When a cancer in the colon or rectum is called "stage 3," it means the cancer cells have spread beyond the bowel wall into nearby lymph nodes. Surgery to remove the visible tumor along with surrounding tissue and lymph nodes clears the biggest hurdle of treatment. Even so, the reason doctors often recommend chemotherapy afterward is not that the surgery failed — it is to address a risk that cannot be seen.

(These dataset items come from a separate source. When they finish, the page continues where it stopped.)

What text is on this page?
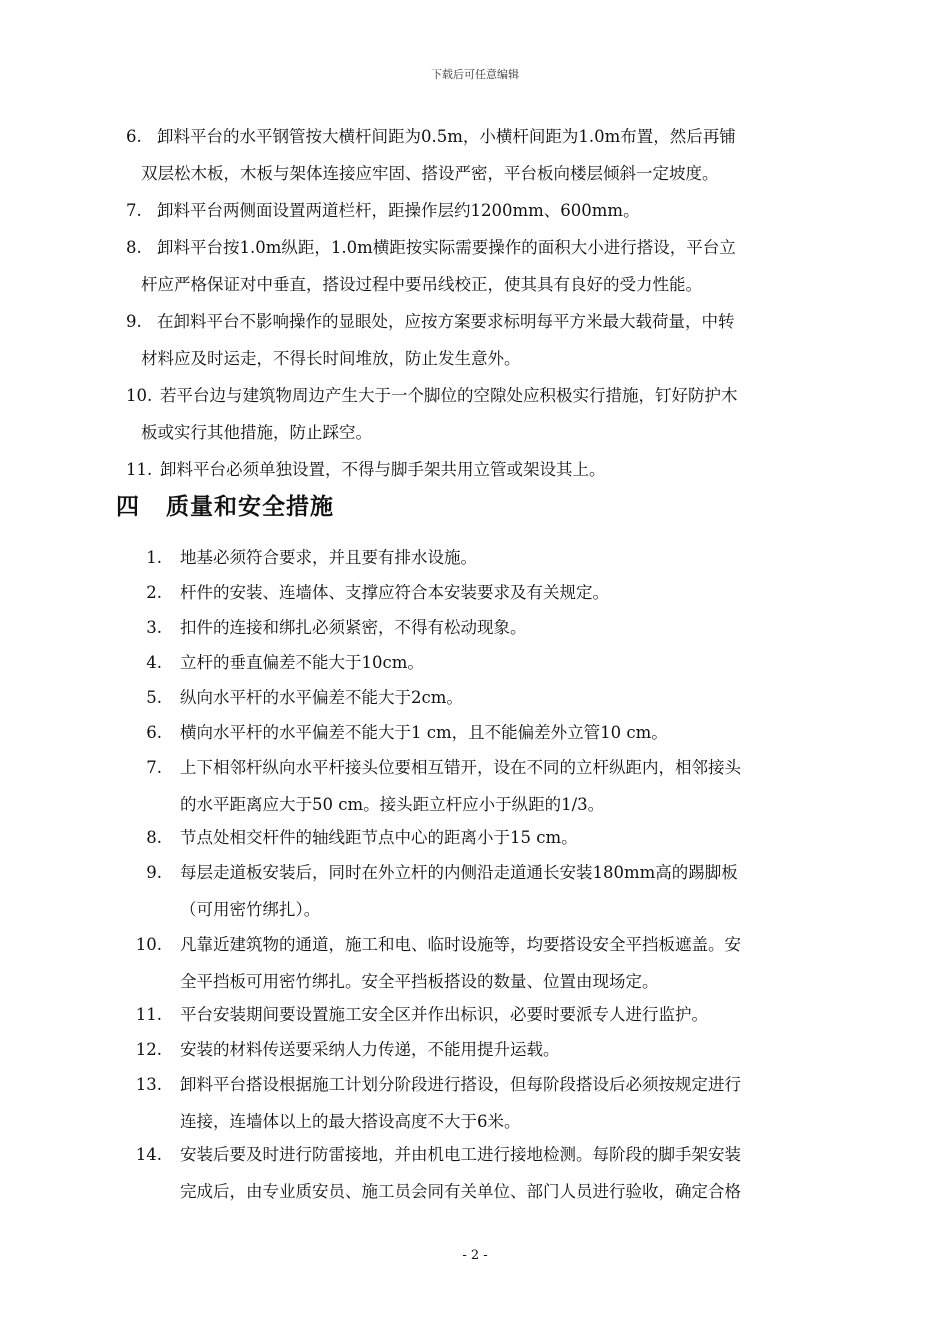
下载后可任意编辑
6. 卸料平台的水平钢管按大横杆间距为0.5m，小横杆间距为1.0m布置，然后再铺
双层松木板，木板与架体连接应牢固、搭设严密，平台板向楼层倾斜一定坡度。
7. 卸料平台两侧面设置两道栏杆，距操作层约1200mm、600mm。
8. 卸料平台按1.0m纵距，1.0m横距按实际需要操作的面积大小进行搭设，平台立
杆应严格保证对中垂直，搭设过程中要吊线校正，使其具有良好的受力性能。
9. 在卸料平台不影响操作的显眼处，应按方案要求标明每平方米最大载荷量，中转
材料应及时运走，不得长时间堆放，防止发生意外。
10. 若平台边与建筑物周边产生大于一个脚位的空隙处应积极实行措施，钉好防护木
板或实行其他措施，防止踩空。
11. 卸料平台必须单独设置，不得与脚手架共用立管或架设其上。
四 质量和安全措施
1. 地基必须符合要求，并且要有排水设施。
2. 杆件的安装、连墙体、支撑应符合本安装要求及有关规定。
3. 扣件的连接和绑扎必须紧密，不得有松动现象。
4. 立杆的垂直偏差不能大于10cm。
5. 纵向水平杆的水平偏差不能大于2cm。
6. 横向水平杆的水平偏差不能大于1 cm，且不能偏差外立管10 cm。
7. 上下相邻杆纵向水平杆接头位要相互错开，设在不同的立杆纵距内，相邻接头
的水平距离应大于50 cm。接头距立杆应小于纵距的1/3。
8. 节点处相交杆件的轴线距节点中心的距离小于15 cm。
9. 每层走道板安装后，同时在外立杆的内侧沿走道通长安装180mm高的踢脚板
（可用密竹绑扎）。
10. 凡靠近建筑物的通道，施工和电、临时设施等，均要搭设安全平挡板遮盖。安
全平挡板可用密竹绑扎。安全平挡板搭设的数量、位置由现场定。
11. 平台安装期间要设置施工安全区并作出标识，必要时要派专人进行监护。
12. 安装的材料传送要采纳人力传递，不能用提升运载。
13. 卸料平台搭设根据施工计划分阶段进行搭设，但每阶段搭设后必须按规定进行
连接，连墙体以上的最大搭设高度不大于6米。
14. 安装后要及时进行防雷接地，并由机电工进行接地检测。每阶段的脚手架安装
完成后，由专业质安员、施工员会同有关单位、部门人员进行验收，确定合格
- 2 -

Surgery removes cancer that is visible to the eye and detectable on imaging, but it cannot guarantee the removal of cancer cells that may already have scattered in tiny amounts through the blood or lymph vessels (micrometastasis). When lymph nodes were involved, as in stage 3 disease, the chance that such cells remain is relatively higher. Chemotherapy given for a set period after surgery is called adjuvant chemotherapy, and its goal is to clear away any cells that might be left, lowering the risk of recurrence.

Adjuvant chemotherapy does not guarantee a cure; it reduces the statistical chance of the cancer coming back by a certain amount. How much benefit it offers depends on the number of involved lymph nodes, the features of the cancer cells, and the patient's overall condition, so it is worth asking the care team specifically what the expected benefit is in your own case. The medicines come in oral and intravenous forms, and two or three may be combined.

Being older is not, by itself, a reason to give up on treatment. Rather than age alone, heart and kidney function, everyday activity level, and other coexisting conditions matter more. When helpful, a geriatric assessment can gauge whether the body can tolerate treatment, and doses may be lowered or gentler regimens chosen to balance side effects against benefit.

When a patient hesitates or refuses, the feeling may blend fear of side effects, fatigue from recent surgery, and a sense of "why bother at my age." Instead of pushing, it often helps to first listen to what worries them most. Hearing from the care team what the benefits and burdens of treatment are — and what the risks of skipping it are — and taking a few days to think rather than deciding in a single conversation, can help. The decision should center on the patient's own wishes while family and clinicians share information and reach it together (shared decision making).

This article is for general information and is not a substitute for a diagnosis or treatment recommendation for any individual. Whether and how to have chemotherapy varies greatly with a person's stage and health, so please discuss your situation thoroughly with your care team before deciding.